Microsoft has officially unveiled a new deep-learning acceleration programme, Project Brainwave, which it claims allows for real-time artificial intelligence with ultra-low latency.
Part of Microsoft's increasing efforts in the deep-learning and machine intelligence fields, Project Brainwave was formally unveiled at the Hot Chips conference late last night. The work of what engineer Doug Burger describes in his announcement post as the result of work by a 'cross-Microsoft team,' Project Brainwave is effectively a three-layer platform: A compiler and runtime engine allowing for rapid deployment of trained models, a hardware platform based around field-programmable gate arrays (FPGAs) which acts as a deep neural network (DNN) engine, and a fully distributed system architecture.
The result, Burger claims, is a major increase in performance and the ability to treat neural networks as hardware microservices - services called directly by a server with no intervening software layer. 'This system architecture both reduces latency,' Burger explains, 'since the CPU does not need to process incoming requests, and allows very high throughput, with the FPGA processing requests as fast as the network can stream them.

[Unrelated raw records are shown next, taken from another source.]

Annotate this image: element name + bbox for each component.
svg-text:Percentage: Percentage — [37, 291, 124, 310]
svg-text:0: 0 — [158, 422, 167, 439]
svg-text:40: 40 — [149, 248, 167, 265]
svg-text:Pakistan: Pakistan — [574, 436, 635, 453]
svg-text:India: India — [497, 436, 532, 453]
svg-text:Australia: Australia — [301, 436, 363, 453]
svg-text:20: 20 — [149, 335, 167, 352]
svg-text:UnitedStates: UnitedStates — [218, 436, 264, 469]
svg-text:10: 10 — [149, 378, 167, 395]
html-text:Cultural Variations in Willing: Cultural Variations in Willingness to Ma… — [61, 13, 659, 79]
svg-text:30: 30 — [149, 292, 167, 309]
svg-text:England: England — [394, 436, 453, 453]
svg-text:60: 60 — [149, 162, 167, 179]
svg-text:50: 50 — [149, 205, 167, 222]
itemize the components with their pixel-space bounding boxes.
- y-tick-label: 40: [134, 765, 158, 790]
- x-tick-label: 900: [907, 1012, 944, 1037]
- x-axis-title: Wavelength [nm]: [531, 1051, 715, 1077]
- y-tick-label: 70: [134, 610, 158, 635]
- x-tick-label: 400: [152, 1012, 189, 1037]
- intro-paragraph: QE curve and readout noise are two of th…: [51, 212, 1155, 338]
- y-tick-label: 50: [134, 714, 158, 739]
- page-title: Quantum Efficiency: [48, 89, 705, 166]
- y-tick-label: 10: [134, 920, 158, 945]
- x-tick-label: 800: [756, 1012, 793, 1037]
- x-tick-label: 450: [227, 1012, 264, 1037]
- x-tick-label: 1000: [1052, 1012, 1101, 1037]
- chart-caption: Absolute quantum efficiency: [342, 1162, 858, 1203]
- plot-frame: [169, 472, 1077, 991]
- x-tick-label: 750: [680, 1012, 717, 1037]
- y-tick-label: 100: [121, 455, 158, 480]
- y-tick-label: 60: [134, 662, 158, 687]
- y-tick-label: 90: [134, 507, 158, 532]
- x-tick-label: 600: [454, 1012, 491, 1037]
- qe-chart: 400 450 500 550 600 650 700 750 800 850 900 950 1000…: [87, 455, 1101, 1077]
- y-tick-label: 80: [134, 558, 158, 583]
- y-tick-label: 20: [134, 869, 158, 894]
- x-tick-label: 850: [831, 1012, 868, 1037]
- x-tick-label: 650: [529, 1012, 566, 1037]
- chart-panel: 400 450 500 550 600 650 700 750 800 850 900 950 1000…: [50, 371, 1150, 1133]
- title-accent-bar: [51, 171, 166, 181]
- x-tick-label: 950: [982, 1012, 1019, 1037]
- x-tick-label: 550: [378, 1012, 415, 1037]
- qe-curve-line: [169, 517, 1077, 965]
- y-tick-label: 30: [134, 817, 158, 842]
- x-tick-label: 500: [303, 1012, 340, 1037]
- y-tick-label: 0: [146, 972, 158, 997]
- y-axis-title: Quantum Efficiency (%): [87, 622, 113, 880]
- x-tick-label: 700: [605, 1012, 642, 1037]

'We designed the system for real-time AI, which means the system processes requests as fast as it receives them, with ultra-low latency,' claims Burger. 'Real-time AI is becoming increasingly important as cloud infrastructures process live data streams, whether they be search queries, videos, sensor streams, or interactions with users.'
The platform leverages the Stratix 10 platform launched by Intel late last year, which bundles an FPGA with four ARM Cortex-A53 general-purpose CPU cores as a single system-on-chip. According to Burger, these bring notable advantages over other hardware DNN engines implemented as fixed application-specific integrated circuits (ASICs) like Google's Tensorflow Processing Units (TPUs): 'A number of companies—both large companies and a slew of startups—are building hardened DPUs. Although some of these chips have high peak performance, they must choose their operators and data types at design time, which limits their flexibility,' Burger explains. 'Project Brainwave takes a different approach, providing a design that scales across a range of data types, with the desired data type being a synthesis-time decision.
'The design combines both the ASIC digital signal processing blocks on the FPGAs and the synthesisable logic to provide a greater and more optimised number of functional units. This approach exploits the FPGA’s flexibility in two ways. First, we have defined highly customised, narrow-precision data types that increase performance without real losses in model accuracy. Second, we can incorporate research innovations into the hardware platform quickly (typically a few weeks), which is essential in this fast-moving space. As a result, we achieve performance comparable to – or greater than – many of these hard-coded DPU chips but are delivering the promised performance today.'
Burger claims Microsoft will have the Project Brainwave platform accessible to customers of its Azure cloud computing platform 'in the near future.'